30 January 2019
Text: Liza Premiyak
Image: Pavel Borshchenko
This image was captured nearly three decades after the fall of the USSR, and yet the caption reads: “Waiting for a miracle”. The photo is less brooding than the Caspar David Friedrich painting which it echoes, yet it projects the same uncertainty. Much like its central, immobile figure, the moment captured here seems to stretch for an eternity; the sky and water melt into one grey mass, and we can barely make out the horizon. However, the Kiev Sea, where this image was shot, is not a “sea” at all, but a reservoir just 30 minutes from the city centre, running all the way from Ukraine’s capital to the Chernobyl Exclusion Zone.
Photographer Pavel Borshchenko was born in eastern Ukraine, in the city of Sumy. “Small cities are resistant to new changes,” he says about growing up during the collapse of the Soviet Union. “So in many ways we felt stuck in time. There were no more pioneers, but there were pioneer camps; there was no Lenin at school, but he was still on our squares; there were no cosmonauts in the news but they still existed on badges and stamps.”

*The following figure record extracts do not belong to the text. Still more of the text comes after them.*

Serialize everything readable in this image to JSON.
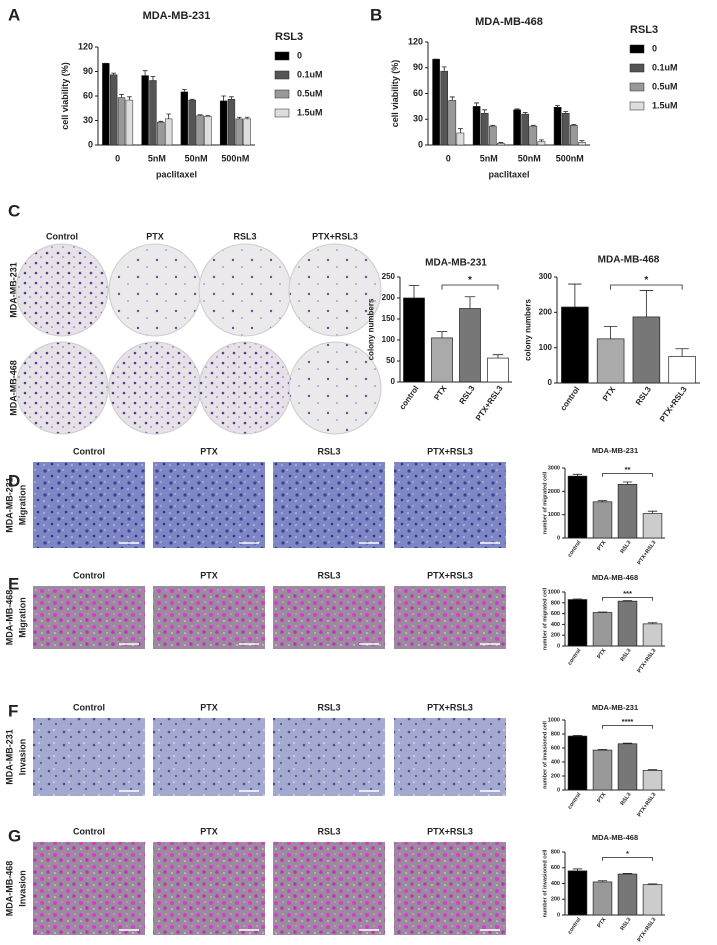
{
  "figure": {
    "panel_letters": [
      "A",
      "B",
      "C",
      "D",
      "E",
      "F",
      "G"
    ],
    "colony_columns": [
      "Control",
      "PTX",
      "RSL3",
      "PTX+RSL3"
    ],
    "colony_rows": [
      "MDA-MB-231",
      "MDA-MB-468"
    ],
    "image_panels": [
      {
        "columns": [
          "Control",
          "PTX",
          "RSL3",
          "PTX+RSL3"
        ],
        "cell_line": "MDA-MB-231",
        "assay": "Migration"
      },
      {
        "columns": [
          "Control",
          "PTX",
          "RSL3",
          "PTX+RSL3"
        ],
        "cell_line": "MDA-MB-468",
        "assay": "Migration"
      },
      {
        "columns": [
          "Control",
          "PTX",
          "RSL3",
          "PTX+RSL3"
        ],
        "cell_line": "MDA-MB-231",
        "assay": "Invasion"
      },
      {
        "columns": [
          "Control",
          "PTX",
          "RSL3",
          "PTX+RSL3"
        ],
        "cell_line": "MDA-MB-468",
        "assay": "Invasion"
      }
    ]
  },
  "chart_data": [
    {
      "type": "grouped_bar",
      "title": "MDA-MB-231",
      "xlabel": "paclitaxel",
      "ylabel": "cell viability (%)",
      "categories": [
        "0",
        "5nM",
        "50nM",
        "500nM"
      ],
      "legend_title": "RSL3",
      "series": [
        {
          "name": "0",
          "color": "#000000",
          "values": [
            100,
            85,
            65,
            54
          ],
          "errors": [
            0,
            6,
            3,
            6
          ]
        },
        {
          "name": "0.1uM",
          "color": "#555555",
          "values": [
            86,
            79,
            55,
            56
          ],
          "errors": [
            2,
            5,
            1,
            3
          ]
        },
        {
          "name": "0.5uM",
          "color": "#999999",
          "values": [
            58,
            28,
            36,
            32
          ],
          "errors": [
            4,
            1,
            1,
            2
          ]
        },
        {
          "name": "1.5uM",
          "color": "#dddddd",
          "values": [
            55,
            32,
            35,
            32
          ],
          "errors": [
            4,
            6,
            1,
            2
          ]
        }
      ],
      "ylim": [
        0,
        120
      ],
      "yticks": [
        0,
        30,
        60,
        90,
        120
      ]
    },
    {
      "type": "grouped_bar",
      "title": "MDA-MB-468",
      "xlabel": "paclitaxel",
      "ylabel": "cell viability (%)",
      "categories": [
        "0",
        "5nM",
        "50nM",
        "500nM"
      ],
      "legend_title": "RSL3",
      "series": [
        {
          "name": "0",
          "color": "#000000",
          "values": [
            100,
            45,
            41,
            44
          ],
          "errors": [
            0,
            4,
            1,
            2
          ]
        },
        {
          "name": "0.1uM",
          "color": "#555555",
          "values": [
            86,
            37,
            36,
            37
          ],
          "errors": [
            5,
            4,
            2,
            2
          ]
        },
        {
          "name": "0.5uM",
          "color": "#999999",
          "values": [
            52,
            22,
            22,
            23
          ],
          "errors": [
            4,
            1,
            1,
            1
          ]
        },
        {
          "name": "1.5uM",
          "color": "#dddddd",
          "values": [
            14,
            2,
            4,
            3
          ],
          "errors": [
            5,
            1,
            2,
            2
          ]
        }
      ],
      "ylim": [
        0,
        120
      ],
      "yticks": [
        0,
        30,
        60,
        90,
        120
      ]
    },
    {
      "type": "bar",
      "title": "MDA-MB-231",
      "ylabel": "colony numbers",
      "categories": [
        "control",
        "PTX",
        "RSL3",
        "PTX+RSL3"
      ],
      "values": [
        200,
        105,
        175,
        57
      ],
      "errors": [
        30,
        15,
        28,
        8
      ],
      "colors": [
        "#000000",
        "#aaaaaa",
        "#777777",
        "#ffffff"
      ],
      "ylim": [
        0,
        250
      ],
      "yticks": [
        0,
        50,
        100,
        150,
        200,
        250
      ],
      "significance": {
        "label": "*",
        "between": [
          "PTX",
          "PTX+RSL3"
        ]
      }
    },
    {
      "type": "bar",
      "title": "MDA-MB-468",
      "ylabel": "colony numbers",
      "categories": [
        "control",
        "PTX",
        "RSL3",
        "PTX+RSL3"
      ],
      "values": [
        215,
        125,
        187,
        75
      ],
      "errors": [
        65,
        35,
        75,
        22
      ],
      "colors": [
        "#000000",
        "#aaaaaa",
        "#777777",
        "#ffffff"
      ],
      "ylim": [
        0,
        300
      ],
      "yticks": [
        0,
        100,
        200,
        300
      ],
      "significance": {
        "label": "*",
        "between": [
          "PTX",
          "PTX+RSL3"
        ]
      }
    },
    {
      "type": "bar",
      "title": "MDA-MB-231",
      "ylabel": "number of migrated cell",
      "categories": [
        "control",
        "PTX",
        "RSL3",
        "PTX+RSL3"
      ],
      "values": [
        2650,
        1550,
        2300,
        1050
      ],
      "errors": [
        80,
        50,
        100,
        100
      ],
      "colors": [
        "#000000",
        "#999999",
        "#777777",
        "#cccccc"
      ],
      "ylim": [
        0,
        3000
      ],
      "yticks": [
        0,
        1000,
        2000,
        3000
      ],
      "significance": {
        "label": "**",
        "between": [
          "PTX",
          "PTX+RSL3"
        ]
      }
    },
    {
      "type": "bar",
      "title": "MDA-MB-468",
      "ylabel": "number of migrated cell",
      "categories": [
        "control",
        "PTX",
        "RSL3",
        "PTX+RSL3"
      ],
      "values": [
        860,
        620,
        830,
        410
      ],
      "errors": [
        10,
        10,
        10,
        20
      ],
      "colors": [
        "#000000",
        "#999999",
        "#777777",
        "#cccccc"
      ],
      "ylim": [
        0,
        1000
      ],
      "yticks": [
        0,
        200,
        400,
        600,
        800,
        1000
      ],
      "significance": {
        "label": "***",
        "between": [
          "PTX",
          "PTX+RSL3"
        ]
      }
    },
    {
      "type": "bar",
      "title": "MDA-MB-231",
      "ylabel": "number of invasioned cell",
      "categories": [
        "control",
        "PTX",
        "RSL3",
        "PTX+RSL3"
      ],
      "values": [
        770,
        570,
        660,
        280
      ],
      "errors": [
        10,
        10,
        10,
        10
      ],
      "colors": [
        "#000000",
        "#999999",
        "#777777",
        "#cccccc"
      ],
      "ylim": [
        0,
        1000
      ],
      "yticks": [
        0,
        200,
        400,
        600,
        800,
        1000
      ],
      "significance": {
        "label": "****",
        "between": [
          "PTX",
          "PTX+RSL3"
        ]
      }
    },
    {
      "type": "bar",
      "title": "MDA-MB-468",
      "ylabel": "number of invasioned cell",
      "categories": [
        "control",
        "PTX",
        "RSL3",
        "PTX+RSL3"
      ],
      "values": [
        560,
        420,
        520,
        385
      ],
      "errors": [
        25,
        15,
        8,
        10
      ],
      "colors": [
        "#000000",
        "#999999",
        "#777777",
        "#cccccc"
      ],
      "ylim": [
        0,
        800
      ],
      "yticks": [
        0,
        200,
        400,
        600,
        800
      ],
      "significance": {
        "label": "*",
        "between": [
          "PTX",
          "PTX+RSL3"
        ]
      }
    }
  ]
}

For Borshchenko, the boundless, frozen landscape stands for a kind of non-place — or rather, a promised utopia which doesn’t exist. Real life is subject to its own restrictions and borders. Of his work more broadly, the photographer says that he is interested not only in collective memory, but also our “post-truth” present. The last few years have taught us to be attentive, lest we, like Borshchenko’s priest, lose sight of whether we are looking into the future or the past.